Sur l'exécution d'Eichmann je suis d'un autre avis, mais je sais qu'on pourrait, vous comprise, me reprocher dans ce cas, les choses étant ce qu'elles sont, de manquer de réalisme dans ma réflexion. Mon idée était que nous avions tous les motifs de ne pas offrir aux Allemands, avec la mort d'Eichmann, un moyen de rendre plus facile leur confrontation avec leur propre passé, ce que nous avons fait. On a entendu un grand soupir de soulagement dans la forêt des journaux allemands, et pas seulement là, quand les Israéliens ont pendu Eichmann. Désormais il est le symbole de tous les autres, et il le restera. Cette idée m'emplit d'un profond malaise. Aucun de ceux qui ont signé ce texte n'avait en tête l'idée d'une grâce, mais celle de la non-exécution du verdict.

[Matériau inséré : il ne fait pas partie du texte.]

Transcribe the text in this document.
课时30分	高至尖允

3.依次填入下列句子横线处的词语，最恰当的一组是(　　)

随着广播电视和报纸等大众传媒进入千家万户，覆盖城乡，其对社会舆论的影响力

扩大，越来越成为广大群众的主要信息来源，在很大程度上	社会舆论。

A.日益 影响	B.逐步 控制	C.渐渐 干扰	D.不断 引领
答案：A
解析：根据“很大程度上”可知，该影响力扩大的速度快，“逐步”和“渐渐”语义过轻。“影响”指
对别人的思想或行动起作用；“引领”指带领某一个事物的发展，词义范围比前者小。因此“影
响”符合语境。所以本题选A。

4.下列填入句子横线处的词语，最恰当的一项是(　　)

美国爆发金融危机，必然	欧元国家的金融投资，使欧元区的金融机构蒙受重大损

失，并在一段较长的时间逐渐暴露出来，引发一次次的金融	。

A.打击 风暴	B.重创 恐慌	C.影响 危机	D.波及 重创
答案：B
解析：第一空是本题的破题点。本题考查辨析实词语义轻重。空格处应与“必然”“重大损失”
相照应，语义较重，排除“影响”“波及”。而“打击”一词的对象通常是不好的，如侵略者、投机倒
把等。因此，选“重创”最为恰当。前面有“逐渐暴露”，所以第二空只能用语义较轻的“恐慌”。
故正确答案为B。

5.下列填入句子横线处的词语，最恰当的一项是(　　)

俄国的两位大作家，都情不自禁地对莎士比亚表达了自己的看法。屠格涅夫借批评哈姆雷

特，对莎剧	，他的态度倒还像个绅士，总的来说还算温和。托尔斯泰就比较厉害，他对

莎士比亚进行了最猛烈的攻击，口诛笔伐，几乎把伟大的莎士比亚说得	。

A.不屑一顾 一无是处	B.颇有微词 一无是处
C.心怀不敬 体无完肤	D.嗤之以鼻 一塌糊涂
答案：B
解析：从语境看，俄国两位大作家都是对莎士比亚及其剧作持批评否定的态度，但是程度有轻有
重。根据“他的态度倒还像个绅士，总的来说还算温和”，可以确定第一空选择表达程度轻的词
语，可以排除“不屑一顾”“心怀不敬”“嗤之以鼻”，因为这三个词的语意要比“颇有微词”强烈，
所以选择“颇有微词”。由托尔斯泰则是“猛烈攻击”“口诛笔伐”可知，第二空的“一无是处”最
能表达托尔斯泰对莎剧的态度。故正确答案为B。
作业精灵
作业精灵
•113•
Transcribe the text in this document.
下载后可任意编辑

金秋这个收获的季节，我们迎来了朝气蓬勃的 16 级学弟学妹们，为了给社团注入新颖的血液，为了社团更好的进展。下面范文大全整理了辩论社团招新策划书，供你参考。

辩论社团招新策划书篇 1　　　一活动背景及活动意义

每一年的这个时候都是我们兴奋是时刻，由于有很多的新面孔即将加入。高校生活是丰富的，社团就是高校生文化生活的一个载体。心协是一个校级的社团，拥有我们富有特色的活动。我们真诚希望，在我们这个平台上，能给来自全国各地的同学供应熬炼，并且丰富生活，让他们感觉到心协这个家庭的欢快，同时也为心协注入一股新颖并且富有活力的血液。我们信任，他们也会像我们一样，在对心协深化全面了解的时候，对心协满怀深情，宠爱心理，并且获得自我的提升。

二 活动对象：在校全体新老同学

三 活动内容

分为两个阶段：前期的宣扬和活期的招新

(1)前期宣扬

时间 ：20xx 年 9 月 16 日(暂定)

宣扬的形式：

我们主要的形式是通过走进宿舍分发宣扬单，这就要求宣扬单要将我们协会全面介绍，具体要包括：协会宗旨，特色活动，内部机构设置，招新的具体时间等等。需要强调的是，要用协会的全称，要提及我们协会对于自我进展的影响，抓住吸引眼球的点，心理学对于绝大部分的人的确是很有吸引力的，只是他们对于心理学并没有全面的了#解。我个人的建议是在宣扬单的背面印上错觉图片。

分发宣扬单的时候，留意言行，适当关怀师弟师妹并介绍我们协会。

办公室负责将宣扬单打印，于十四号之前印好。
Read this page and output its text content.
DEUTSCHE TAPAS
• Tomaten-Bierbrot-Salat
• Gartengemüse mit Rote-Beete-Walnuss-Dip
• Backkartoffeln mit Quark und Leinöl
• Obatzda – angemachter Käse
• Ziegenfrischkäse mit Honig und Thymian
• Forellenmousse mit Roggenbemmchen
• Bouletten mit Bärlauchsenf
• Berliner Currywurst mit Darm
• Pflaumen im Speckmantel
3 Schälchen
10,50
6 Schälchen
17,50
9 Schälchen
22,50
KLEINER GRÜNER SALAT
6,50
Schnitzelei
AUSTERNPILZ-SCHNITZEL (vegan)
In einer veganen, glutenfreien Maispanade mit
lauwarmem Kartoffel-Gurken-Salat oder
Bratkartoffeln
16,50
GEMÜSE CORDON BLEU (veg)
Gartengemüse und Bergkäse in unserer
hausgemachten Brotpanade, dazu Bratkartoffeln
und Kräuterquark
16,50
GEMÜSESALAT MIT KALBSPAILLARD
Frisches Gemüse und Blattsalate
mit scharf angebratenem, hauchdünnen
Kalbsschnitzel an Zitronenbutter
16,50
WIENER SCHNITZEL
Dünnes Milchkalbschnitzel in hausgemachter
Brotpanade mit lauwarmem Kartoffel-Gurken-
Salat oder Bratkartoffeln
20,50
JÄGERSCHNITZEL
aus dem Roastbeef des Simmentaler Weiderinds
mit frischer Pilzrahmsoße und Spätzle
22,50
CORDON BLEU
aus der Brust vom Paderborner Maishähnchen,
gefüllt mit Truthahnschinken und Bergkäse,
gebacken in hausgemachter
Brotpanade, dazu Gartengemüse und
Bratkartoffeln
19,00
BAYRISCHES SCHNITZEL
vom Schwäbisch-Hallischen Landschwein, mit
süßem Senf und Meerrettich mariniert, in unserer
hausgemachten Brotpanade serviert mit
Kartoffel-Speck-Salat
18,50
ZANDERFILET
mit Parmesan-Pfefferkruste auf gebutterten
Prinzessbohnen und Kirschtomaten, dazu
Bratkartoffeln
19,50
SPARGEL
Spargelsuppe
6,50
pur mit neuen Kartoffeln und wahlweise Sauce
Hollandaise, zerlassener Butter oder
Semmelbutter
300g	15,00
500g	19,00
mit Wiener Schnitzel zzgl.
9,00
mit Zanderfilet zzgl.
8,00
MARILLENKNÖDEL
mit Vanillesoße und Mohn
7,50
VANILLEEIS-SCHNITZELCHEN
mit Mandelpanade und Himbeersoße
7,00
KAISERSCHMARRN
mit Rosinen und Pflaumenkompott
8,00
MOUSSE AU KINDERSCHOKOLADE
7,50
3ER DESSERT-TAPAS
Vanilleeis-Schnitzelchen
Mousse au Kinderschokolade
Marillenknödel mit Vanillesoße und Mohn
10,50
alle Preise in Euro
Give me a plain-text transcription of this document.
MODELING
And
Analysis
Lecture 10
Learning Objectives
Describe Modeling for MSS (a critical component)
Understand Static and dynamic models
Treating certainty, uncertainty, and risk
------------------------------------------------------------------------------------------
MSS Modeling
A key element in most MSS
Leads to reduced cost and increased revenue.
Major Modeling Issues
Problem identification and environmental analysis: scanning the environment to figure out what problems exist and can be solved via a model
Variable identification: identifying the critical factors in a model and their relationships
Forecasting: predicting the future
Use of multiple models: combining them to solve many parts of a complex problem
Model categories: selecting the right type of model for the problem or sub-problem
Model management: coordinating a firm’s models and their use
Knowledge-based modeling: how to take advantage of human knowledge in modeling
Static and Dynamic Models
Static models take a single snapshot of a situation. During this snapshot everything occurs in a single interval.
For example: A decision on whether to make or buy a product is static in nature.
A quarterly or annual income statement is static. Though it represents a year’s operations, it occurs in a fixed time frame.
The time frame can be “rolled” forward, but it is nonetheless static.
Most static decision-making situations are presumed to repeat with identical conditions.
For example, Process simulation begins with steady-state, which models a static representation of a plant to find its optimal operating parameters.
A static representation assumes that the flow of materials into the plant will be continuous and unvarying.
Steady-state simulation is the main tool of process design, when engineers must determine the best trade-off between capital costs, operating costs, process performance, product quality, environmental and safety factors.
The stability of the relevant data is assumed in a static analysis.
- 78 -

Nous discuterons un jour du mal et de la banalité que lui apporte la bureaucratisation (ou de sa banalisation dans la bureaucratie), que vous croyez avoir démontrée sans que j'en aie toutefois relevé la démonstration. Cela existe peut-être, mais il faut le prendre par un autre biais dans la philosophie. Je crois qu'Eichmann, lorsqu'il se promenait en uniforme SS et jouissait de voir tout le monde trembler devant lui, n'était pas du tout ce personnage banal auquel vous voulez nous faire accroire aujourd'hui, avec ou sans ironie. Je ne vous suis nullement sur ce chemin. j'ai lu suffisamment de descriptions, d'interviews de fonctionnaires nazis, et [de récits sur] la manière dont ils se comportaient devant les Juifs, as long as the going was good , pour ne pas accueillir avec méfiance cette banalisation dans une reconstitution d'après coup. Ces messieurs ont beaucoup joui du mal tant qu'il y avait quelque chose dont ils puissent jouir. Une fois la table desservie, on voit bien sûr les choses autrement. Voilà pour aujourd'hui. j'espère que vous m'écrirez vraiment un jour à propos de mon livre sur la Cabbale, dans lequel j'ai logé beaucoup des choses que vous avez relevées.